La réglementation européenne sur les marchés numériques, le DMA (Digital Markets Act) entre en vigueur le 7 mars. Ce texte cible les grandes plateformes numériques, baptisées « Gate Keeper » ou porte d’entrée à internet afin de favoriser la concurrence.
Le DMA encadre l’activité des grandes plateformes numériques en Europe avec comme objectifs le renforcement de la concurrence et la promotion de relations équitables entre les plateformes et les entreprises. Cela concerne par exemple l’existence de magasins d’applications mobiles concurrents de l’Apple Store qui soient autorisés sur iOS ou l’intéropérabilité des grandes messageries comme WhatsApp de Meta afin d’accueillir des messageries moins répandues. En bref, il s’agit de détricoter les monopoles.
Le diable apparaît cependant dans les détails. Les propositions d’Apple pour autoriser des magasins d’applications concurrents sont attaquées. Quant aux conséquences du DMA lui-même, elles sont fortement critiquées dans le domaine hôtelier et touristique.

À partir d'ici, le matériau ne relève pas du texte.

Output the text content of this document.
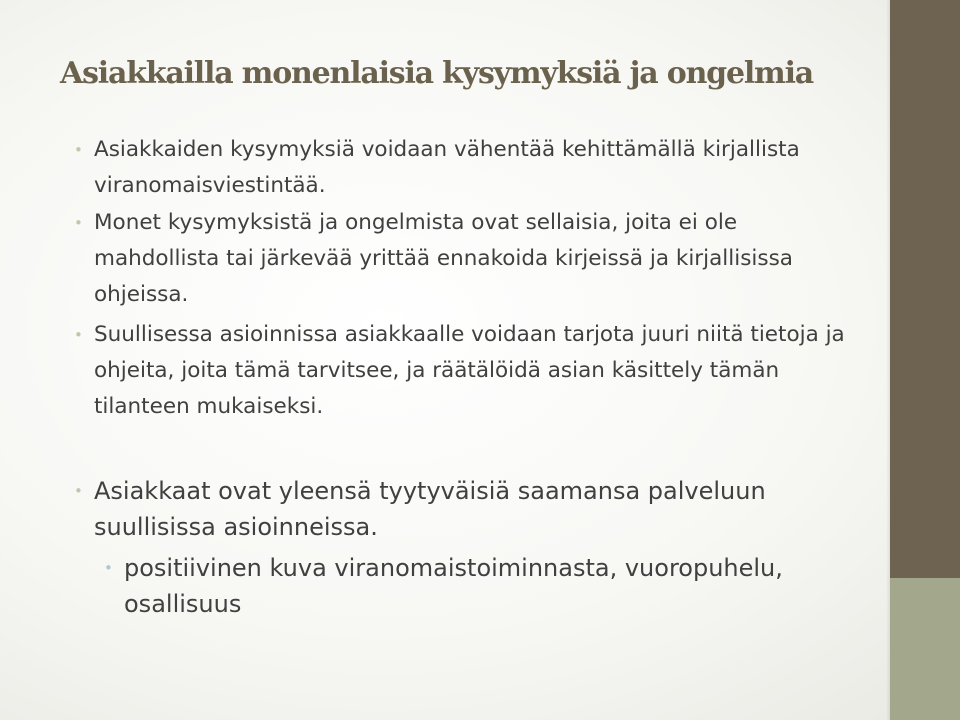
Asiakkailla monenlaisia kysymyksiä ja ongelmia
• Asiakkaiden kysymyksiä voidaan vähentää kehittämällä kirjallista viranomaisviestintää.
• Monet kysymyksistä ja ongelmista ovat sellaisia, joita ei ole mahdollista tai järkevää yrittää ennakoida kirjeissä ja kirjallisissa ohjeissa.
• Suullisessa asioinnissa asiakkaalle voidaan tarjota juuri niitä tietoja ja ohjeita, joita tämä tarvitsee, ja räätälöidä asian käsittely tämän tilanteen mukaiseksi.
• Asiakkaat ovat yleensä tyytyväisiä saamansa palveluun suullisissa asioinneissa.
• positiivinen kuva viranomaistoiminnasta, vuoropuhelu, osallisuus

Une plus grande visibilité aux comparateurs de prix
En pratique, le DMA devrait donner une plus grande place aux comparateurs relève pour sa part Christophe Bosquet, président d’Effinity, une agence de conseil en acquisition digitale. Les comparateurs en ligne seront davantage mis sur le devant de la scène. Cela va impliquer des changements de stratégies pour les marques qui veulent remonter dans les moteurs de recherche. « Le DMA vient rebattre les cartes en imposant au moteur de recherche de Google d’accorder plus de visibilité aux comparateurs de prix par rapport à Google Shopping » relève le dirigeant.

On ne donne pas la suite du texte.